First, we do have to try and figure out what is actually happening in this world and see what we can do about those parts that are threatening or hurtful, although I am afraid that, since most (if not all) social problems are man made, there are people who know the causes, not too mention the solutions. So going around looking for solutions that are already within someone's reach today (what's the news on the Millennium Development Goals?) seems to me as delusional as sitting and waiting for a great hand to come down from the sky with a box written "Answers to all problems" on it.
And second, there is not one fixed truth of reality. But are we closing in on something? Is that a scientific forecast? Is reality due to reveal itself in its wholeness at a specific moment in time? And what if that something proves to be, I dunno, the fact that, done properly, people can change the physical world with their mind? I mean, isn't it somehow delusional to think human civilization is getting closer to the outer shell and it's about to brake it? What if we are not even fertilized yet?

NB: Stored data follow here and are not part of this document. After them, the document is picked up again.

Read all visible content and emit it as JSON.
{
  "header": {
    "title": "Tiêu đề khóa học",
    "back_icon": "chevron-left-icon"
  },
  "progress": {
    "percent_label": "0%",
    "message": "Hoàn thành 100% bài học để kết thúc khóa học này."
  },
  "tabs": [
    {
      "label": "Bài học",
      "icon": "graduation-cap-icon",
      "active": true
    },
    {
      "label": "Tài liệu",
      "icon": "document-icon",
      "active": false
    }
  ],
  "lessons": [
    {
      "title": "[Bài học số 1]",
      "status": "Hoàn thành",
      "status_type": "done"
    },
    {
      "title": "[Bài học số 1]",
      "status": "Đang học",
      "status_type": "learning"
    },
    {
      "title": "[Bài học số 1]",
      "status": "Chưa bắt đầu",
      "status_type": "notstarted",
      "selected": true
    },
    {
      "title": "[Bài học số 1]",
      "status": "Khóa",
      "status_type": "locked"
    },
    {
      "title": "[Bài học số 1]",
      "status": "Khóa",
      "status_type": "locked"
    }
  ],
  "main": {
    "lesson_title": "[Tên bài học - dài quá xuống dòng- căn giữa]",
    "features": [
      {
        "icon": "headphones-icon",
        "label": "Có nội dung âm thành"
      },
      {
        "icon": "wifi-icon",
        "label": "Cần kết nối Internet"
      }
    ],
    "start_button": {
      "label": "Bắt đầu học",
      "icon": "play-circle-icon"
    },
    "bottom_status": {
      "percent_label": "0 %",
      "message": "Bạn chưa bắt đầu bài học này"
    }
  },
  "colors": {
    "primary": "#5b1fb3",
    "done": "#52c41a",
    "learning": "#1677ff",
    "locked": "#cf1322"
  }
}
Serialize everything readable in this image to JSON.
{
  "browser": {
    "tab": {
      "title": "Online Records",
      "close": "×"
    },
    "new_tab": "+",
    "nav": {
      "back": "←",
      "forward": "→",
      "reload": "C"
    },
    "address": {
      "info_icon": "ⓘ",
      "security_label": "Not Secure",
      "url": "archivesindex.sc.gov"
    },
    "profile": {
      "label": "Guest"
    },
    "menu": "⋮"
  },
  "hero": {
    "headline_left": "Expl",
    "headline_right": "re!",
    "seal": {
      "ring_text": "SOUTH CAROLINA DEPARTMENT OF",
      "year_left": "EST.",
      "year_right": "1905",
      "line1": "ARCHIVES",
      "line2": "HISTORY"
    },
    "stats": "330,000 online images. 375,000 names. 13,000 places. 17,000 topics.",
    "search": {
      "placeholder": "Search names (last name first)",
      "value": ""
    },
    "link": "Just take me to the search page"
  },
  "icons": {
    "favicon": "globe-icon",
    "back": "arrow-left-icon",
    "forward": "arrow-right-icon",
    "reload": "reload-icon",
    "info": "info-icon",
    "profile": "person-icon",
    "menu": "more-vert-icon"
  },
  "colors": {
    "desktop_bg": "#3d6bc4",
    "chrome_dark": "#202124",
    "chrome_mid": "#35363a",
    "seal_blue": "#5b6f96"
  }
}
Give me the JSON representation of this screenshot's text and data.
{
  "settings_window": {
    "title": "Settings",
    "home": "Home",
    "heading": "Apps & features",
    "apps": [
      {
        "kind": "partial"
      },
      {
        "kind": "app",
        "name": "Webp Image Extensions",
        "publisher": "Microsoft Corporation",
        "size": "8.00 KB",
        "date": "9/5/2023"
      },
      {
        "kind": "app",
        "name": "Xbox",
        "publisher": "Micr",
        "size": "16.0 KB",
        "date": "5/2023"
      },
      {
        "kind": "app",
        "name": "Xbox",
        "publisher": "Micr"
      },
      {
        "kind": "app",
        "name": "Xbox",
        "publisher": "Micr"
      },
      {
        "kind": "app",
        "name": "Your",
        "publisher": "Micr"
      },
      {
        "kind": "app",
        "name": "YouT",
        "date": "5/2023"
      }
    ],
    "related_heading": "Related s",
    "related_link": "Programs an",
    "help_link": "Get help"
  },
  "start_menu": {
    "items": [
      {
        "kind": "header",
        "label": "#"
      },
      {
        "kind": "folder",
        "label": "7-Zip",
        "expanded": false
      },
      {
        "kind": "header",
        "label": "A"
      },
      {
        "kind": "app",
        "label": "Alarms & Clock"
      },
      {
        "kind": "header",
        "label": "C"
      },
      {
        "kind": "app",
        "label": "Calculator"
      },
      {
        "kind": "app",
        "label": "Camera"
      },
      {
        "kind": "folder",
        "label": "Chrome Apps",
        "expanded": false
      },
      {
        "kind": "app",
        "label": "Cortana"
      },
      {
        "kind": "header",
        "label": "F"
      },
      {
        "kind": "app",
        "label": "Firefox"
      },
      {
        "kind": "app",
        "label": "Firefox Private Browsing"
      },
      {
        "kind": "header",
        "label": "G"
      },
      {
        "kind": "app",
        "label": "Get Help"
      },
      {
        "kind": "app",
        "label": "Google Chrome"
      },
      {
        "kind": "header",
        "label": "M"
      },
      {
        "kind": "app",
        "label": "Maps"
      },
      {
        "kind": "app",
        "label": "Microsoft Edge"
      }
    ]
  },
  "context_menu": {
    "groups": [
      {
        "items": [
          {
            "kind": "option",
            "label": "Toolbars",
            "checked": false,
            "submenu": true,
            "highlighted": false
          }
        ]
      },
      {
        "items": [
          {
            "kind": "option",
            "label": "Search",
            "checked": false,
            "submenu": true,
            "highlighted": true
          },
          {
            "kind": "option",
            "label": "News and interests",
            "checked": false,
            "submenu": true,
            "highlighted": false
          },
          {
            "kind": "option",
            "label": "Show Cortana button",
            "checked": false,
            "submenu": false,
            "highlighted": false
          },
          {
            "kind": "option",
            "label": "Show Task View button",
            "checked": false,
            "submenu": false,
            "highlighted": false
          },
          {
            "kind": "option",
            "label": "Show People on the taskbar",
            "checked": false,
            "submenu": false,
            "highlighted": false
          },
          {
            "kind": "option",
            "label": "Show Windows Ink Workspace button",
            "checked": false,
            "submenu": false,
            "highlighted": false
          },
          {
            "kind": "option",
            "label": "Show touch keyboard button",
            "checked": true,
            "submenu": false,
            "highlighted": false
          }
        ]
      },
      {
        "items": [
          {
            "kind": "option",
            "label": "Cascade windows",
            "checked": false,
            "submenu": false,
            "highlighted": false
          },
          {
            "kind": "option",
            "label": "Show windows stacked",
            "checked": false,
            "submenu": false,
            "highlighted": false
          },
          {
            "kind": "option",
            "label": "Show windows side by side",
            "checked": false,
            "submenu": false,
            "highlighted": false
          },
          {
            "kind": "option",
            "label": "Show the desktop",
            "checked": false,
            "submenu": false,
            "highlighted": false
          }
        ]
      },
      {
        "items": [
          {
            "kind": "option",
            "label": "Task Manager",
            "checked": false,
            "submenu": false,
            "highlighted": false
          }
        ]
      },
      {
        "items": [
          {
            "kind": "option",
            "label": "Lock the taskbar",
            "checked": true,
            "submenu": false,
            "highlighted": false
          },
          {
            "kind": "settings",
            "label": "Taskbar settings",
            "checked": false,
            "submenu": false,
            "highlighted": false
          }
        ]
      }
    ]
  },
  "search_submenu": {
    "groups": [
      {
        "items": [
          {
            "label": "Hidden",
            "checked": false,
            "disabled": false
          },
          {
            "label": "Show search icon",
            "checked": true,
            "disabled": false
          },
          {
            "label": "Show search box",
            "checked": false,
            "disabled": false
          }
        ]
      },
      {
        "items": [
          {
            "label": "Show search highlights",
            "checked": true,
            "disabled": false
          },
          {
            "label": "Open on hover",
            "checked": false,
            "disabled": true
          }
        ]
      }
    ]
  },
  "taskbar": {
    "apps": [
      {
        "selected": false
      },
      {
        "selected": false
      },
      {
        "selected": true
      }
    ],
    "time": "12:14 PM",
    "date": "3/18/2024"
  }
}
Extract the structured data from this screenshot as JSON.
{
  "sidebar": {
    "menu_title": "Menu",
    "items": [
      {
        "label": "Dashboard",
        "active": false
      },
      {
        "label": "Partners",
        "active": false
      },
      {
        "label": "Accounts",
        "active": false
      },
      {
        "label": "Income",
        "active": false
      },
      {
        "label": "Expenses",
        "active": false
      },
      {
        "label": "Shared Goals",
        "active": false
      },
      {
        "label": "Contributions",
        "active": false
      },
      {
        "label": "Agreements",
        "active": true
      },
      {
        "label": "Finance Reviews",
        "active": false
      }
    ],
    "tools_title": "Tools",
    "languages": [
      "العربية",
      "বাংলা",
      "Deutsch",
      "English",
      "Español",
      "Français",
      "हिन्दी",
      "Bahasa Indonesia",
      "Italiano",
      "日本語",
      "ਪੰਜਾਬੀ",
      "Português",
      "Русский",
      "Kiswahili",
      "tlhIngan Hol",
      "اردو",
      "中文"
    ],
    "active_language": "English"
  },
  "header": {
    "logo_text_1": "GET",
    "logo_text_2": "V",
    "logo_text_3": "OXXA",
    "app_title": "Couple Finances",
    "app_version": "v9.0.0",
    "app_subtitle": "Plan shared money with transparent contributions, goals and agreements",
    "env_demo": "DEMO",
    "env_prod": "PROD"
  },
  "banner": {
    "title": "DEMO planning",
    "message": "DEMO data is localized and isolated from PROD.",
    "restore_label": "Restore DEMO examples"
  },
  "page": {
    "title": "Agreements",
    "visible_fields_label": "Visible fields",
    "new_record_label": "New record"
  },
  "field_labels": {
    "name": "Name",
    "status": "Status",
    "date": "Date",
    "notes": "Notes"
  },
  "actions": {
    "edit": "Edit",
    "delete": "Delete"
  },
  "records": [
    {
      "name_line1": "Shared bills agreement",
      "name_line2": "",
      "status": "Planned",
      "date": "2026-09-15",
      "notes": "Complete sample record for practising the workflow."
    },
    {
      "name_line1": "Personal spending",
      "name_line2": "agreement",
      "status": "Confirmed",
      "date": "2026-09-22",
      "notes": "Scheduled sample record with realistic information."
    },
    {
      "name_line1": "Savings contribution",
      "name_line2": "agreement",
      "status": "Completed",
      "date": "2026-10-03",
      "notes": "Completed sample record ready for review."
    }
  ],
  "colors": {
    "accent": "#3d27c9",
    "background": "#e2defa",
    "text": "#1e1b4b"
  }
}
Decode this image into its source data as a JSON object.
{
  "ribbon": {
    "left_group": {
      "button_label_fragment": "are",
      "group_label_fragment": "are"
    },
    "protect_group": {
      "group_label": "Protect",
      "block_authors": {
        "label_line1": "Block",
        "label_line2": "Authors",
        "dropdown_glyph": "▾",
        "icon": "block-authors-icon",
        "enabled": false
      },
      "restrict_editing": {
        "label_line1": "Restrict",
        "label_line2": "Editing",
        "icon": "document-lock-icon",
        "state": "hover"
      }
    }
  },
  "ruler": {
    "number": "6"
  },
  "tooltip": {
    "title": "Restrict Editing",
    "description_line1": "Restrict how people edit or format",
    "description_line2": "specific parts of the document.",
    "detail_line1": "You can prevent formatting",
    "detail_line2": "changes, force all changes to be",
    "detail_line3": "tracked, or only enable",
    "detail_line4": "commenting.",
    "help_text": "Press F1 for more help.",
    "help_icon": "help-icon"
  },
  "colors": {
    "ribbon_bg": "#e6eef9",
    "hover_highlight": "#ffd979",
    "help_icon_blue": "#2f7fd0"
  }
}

I don't see how and idea like Realism differs from any other be it communism, capitalism, liberalism, existentialism, materialism, or whatever isms people try to impose (or suggest, as this lady) on human thoughts and feelings. But maybe I'm blind. Anyway, you can smile or die, or die anyway. But you can always choose the way you feel while you live.
Love the lecture, love the animation! Brilliant. Who did the animation?
A little government and a little luck are necessary in life, but only a fool trusts either of them.
If at first you don't succeed, find out if the loser gets anything.
This reminds me of a tragic loss of the English language. That is the lack of distinction between scepticism and pessimism.
Scepticism can mean to question ideas and institutions, which (especially as a scientist) is a very positive quality! Scepticism really is a virtue (unlike some other crappy virtues, such as "faith" which I have no respect for!) that should be explicitly taught in schools. Yet the word has such negative connotations by it's relation in the collective mind to pessimism.